A possibilidade de concessão do pedido de recuperação judicial por parte dos produtores rurais, enquanto pessoas físicas não registradas no Registro Público de Empresas Mercantis, sempre foi alvo de calorosos debates dentro do meio acadêmico, bem como da jurisprudência dos Tribunais brasileiros, notadamente diante da ausência de precedente por parte do Superior Tribunal de Justiça.
Toda controvérsia era construída sob o olhar criterioso do previsto no artigo 48 da Lei nº 11.101 de 2005 (Lei da recuperação judicial e extrajudicial e da falência do empresário e da sociedade empresária), a qual determina que o devedor, no momento do pedido, exerça regularmente suas atividades há mais de 2 anos. E nesse mesmo sentido, o inciso V do artigo 51 da referida lei determina que “a petição inicial de recuperação judicial será instruída com certidão de regularidade do devedor no Registro Público de Empresas, o ato constitutivo atualizado e as atas de nomeação dos atuais administradores”

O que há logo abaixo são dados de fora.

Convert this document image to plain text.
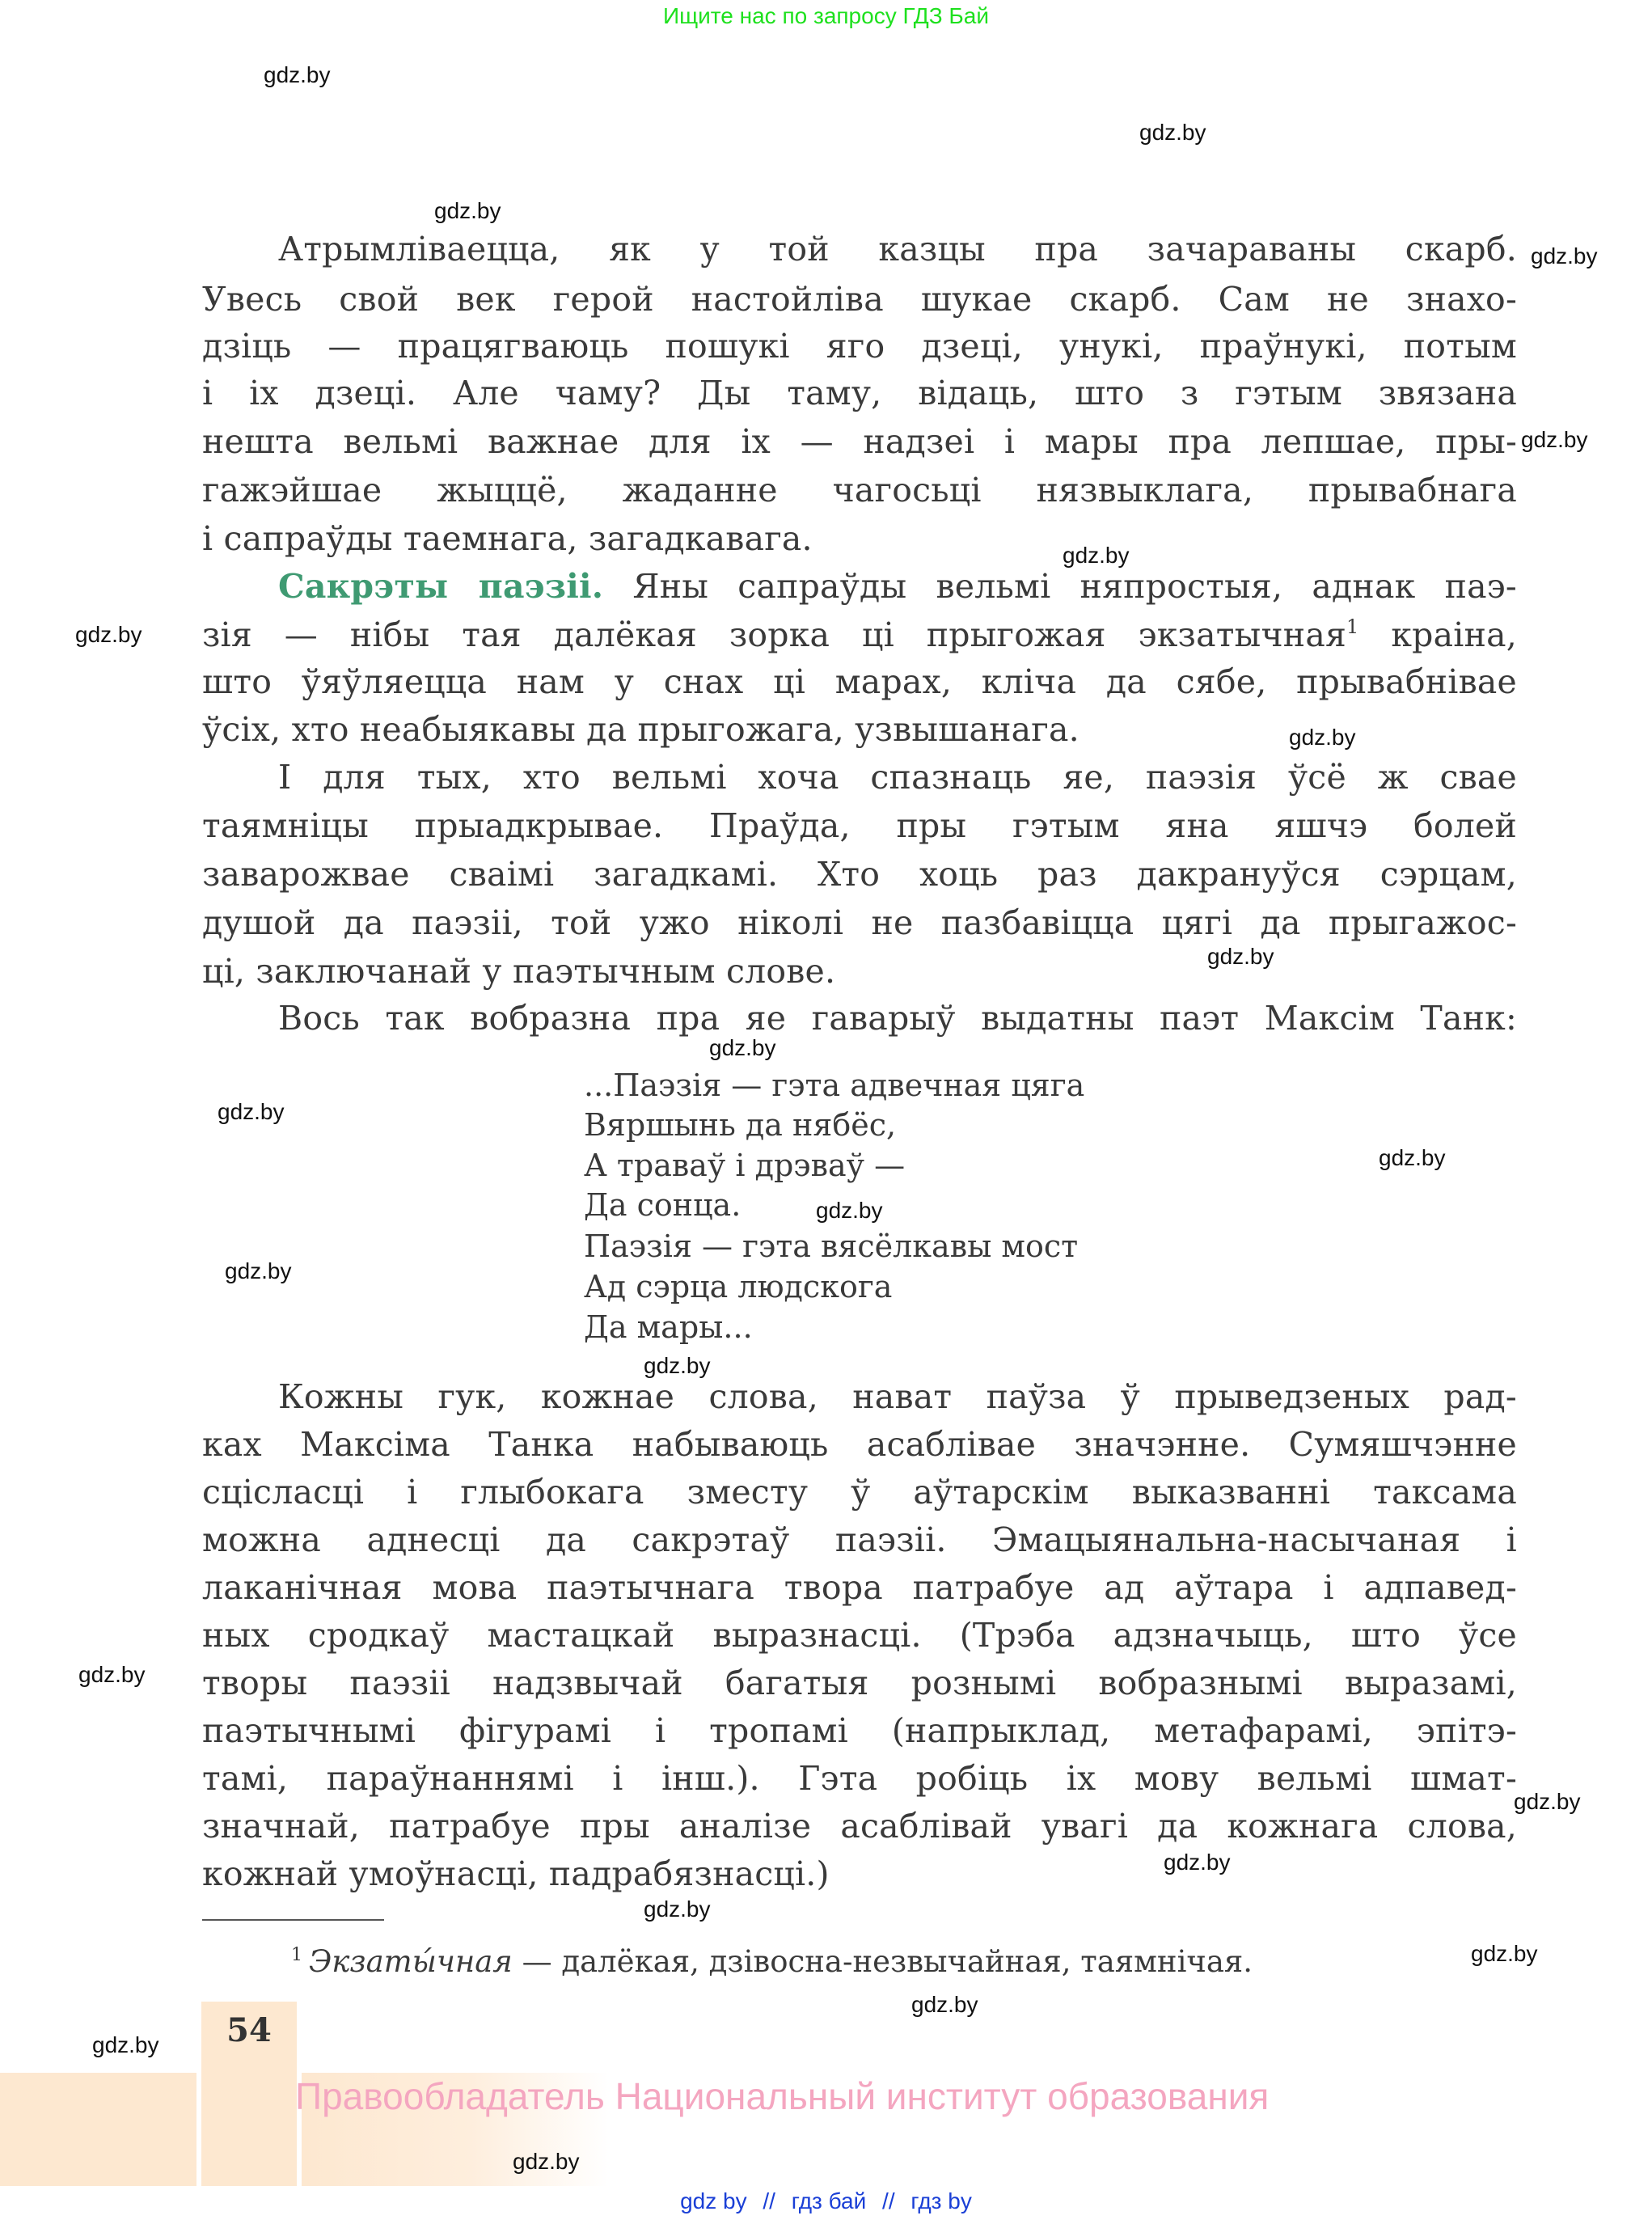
Ищите нас по запросу ГДЗ Бай
Атрымліваецца, як у той казцы пра зачараваны скарб.
Увесь свой век герой настойліва шукае скарб. Сам не знахо-
дзіць — працягваюць пошукі яго дзеці, унукі, праўнукі, потым
і іх дзеці. Але чаму? Ды таму, відаць, што з гэтым звязана
нешта вельмі важнае для іх — надзеі і мары пра лепшае, пры-
гажэйшае жыццё, жаданне чагосьці нязвыклага, прывабнага
і сапраўды таемнага, загадкавага.
Сакрэты паэзіі. Яны сапраўды вельмі няпростыя, аднак паэ-
зія — нібы тая далёкая зорка ці прыгожая экзатычная$^1$ краіна,
што ўяўляецца нам у снах ці марах, кліча да сябе, прывабнівае
ўсіх, хто неабыякавы да прыгожага, узвышанага.
І для тых, хто вельмі хоча спазнаць яе, паэзія ўсё ж свае
таямніцы прыадкрывае. Праўда, пры гэтым яна яшчэ болей
заварожвае сваімі загадкамі. Хто хоць раз дакрануўся сэрцам,
душой да паэзіі, той ужо ніколі не пазбавіцца цягі да прыгажос-
ці, заключанай у паэтычным слове.
Вось так вобразна пра яе гаварыў выдатны паэт Максім Танк:
Кожны гук, кожнае слова, нават паўза ў прыведзеных рад-
ках Максіма Танка набываюць асаблівае значэнне. Сумяшчэнне
сцісласці і глыбокага зместу ў аўтарскім выказванні таксама
можна аднесці да сакрэтаў паэзіі. Эмацыянальна-насычаная і
лаканічная мова паэтычнага твора патрабуе ад аўтара і адпавед-
ных сродкаў мастацкай выразнасці. (Трэба адзначыць, што ўсе
творы паэзіі надзвычай багатыя рознымі вобразнымі выразамі,
паэтычнымі фігурамі і тропамі (напрыклад, метафарамі, эпітэ-
тамі, параўнаннямі і інш.). Гэта робіць іх мову вельмі шмат-
значнай, патрабуе пры аналізе асаблівай увагі да кожнага слова,
кожнай умоўнасці, падрабязнасці.)
...Паэзія — гэта адвечная цяга
Вяршынь да нябёс,
А траваў і дрэваў —
Да сонца.
Паэзія — гэта вясёлкавы мост
Ад сэрца людскога
Да мары...
$^1$ Экзаты́чная — далёкая, дзівосна-незвычайная, таямнічая.
54
Правообладатель Национальный институт образования
gdz.by
gdz.by
gdz.by
gdz.by
gdz.by
gdz.by
gdz.by
gdz.by
gdz.by
gdz.by
gdz.by
gdz.by
gdz.by
gdz.by
gdz.by
gdz.by
gdz.by
gdz.by
gdz.by
gdz.by
gdz.by
gdz.by
gdz.by
gdz by // гдз бай // гдз by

Desta forma, grande parte da jurisprudência sinalizava o entendimento de que somente seria cabível o pedido de recuperação judicial por parte do empresário rural quando esse estivesse registrado no órgão competente há mais de 2 anos.
Contudo, ao direcionar nesse sentido, a jurisprudência dos Tribunais brasileiros caminhava em sentido contrário à própria definição de empresário rural dentro do ordenamento jurídico. Isso porque a necessidade de inscrição no Registro Público de Empresas Mercantis, segundo a própria dicção do artigo 971 do Código Civil, consiste em uma mera faculdade do produtor rural, outrossim, deve ser compreendido que o ordenamento pátrio confere um tratamento diferenciado e mais favorável ao empresário rural.
Dada a importância que o agronegócio possui no país, uma vez que, somente no ano de 2019 o setor representou cerca de 21,4% do PIB brasileiro, o Superior Tribunal de Justiça, em um passado recente, precisamente em novembro de 2019, viu-se forçado a decidir acerca da possibilidade de conceder o benefício da recuperação judicial ao produtor rural não registrado na Junta Comercial pelo período mínimo de 2 anos.
Naquela oportunidade, o Superior Tribunal de Justiça, por meio de uma decisão apertada, 3×2, consolidou precedente de que a) o produtor rural que exerce atividade empresária é sujeito de direito da recuperação judicial; b) é condição para o requerimento da recuperação judicial pelo produtor rural a inscrição no Registro Público de Empresas Mercantis da respectiva sede, observadas as formalidades do art. 968 e seus parágrafos; c) a aprovação do requerimento de recuperação judicial pelo produtor rural está condicionada à comprovação de exercício da atividade rural há mais de dois anos, por quaisquer formas admitidas em direito; e d) comprovado o exercício da atividade pelo prazo mínimo exigido pelo art. 48 (lei 11.101/05), sujeitam-se à recuperação os créditos constituídos que decorram de atividades empresariais.
Esse entendimento foi visto como uma grande vitória para o setor do agronegócio brasileiro, especialmente para o produtor rural, enquanto pessoa física, haja vista que o entendimento elimina a insegurança jurídica, viabilizando, portanto, a recuperação judicial para os produtores rurais que atravessam dificuldades financeiras.
Assim, o produtor rural que exerce atividade empresarial há mais de dois anos e que se encontra em situação financeira precária, preenchendo os elementos que foram estabelecidos pelo Superior Tribunal de Justiça e que tenha interesse no soerguimento da sua atividade, deve buscar orientações com um(a) advogado(a) de sua confiança, para que ele faça uma análise do caso e, se cabível, implemente essa medida que pode trazer significativos benefícios para a gestão dos seus negócios.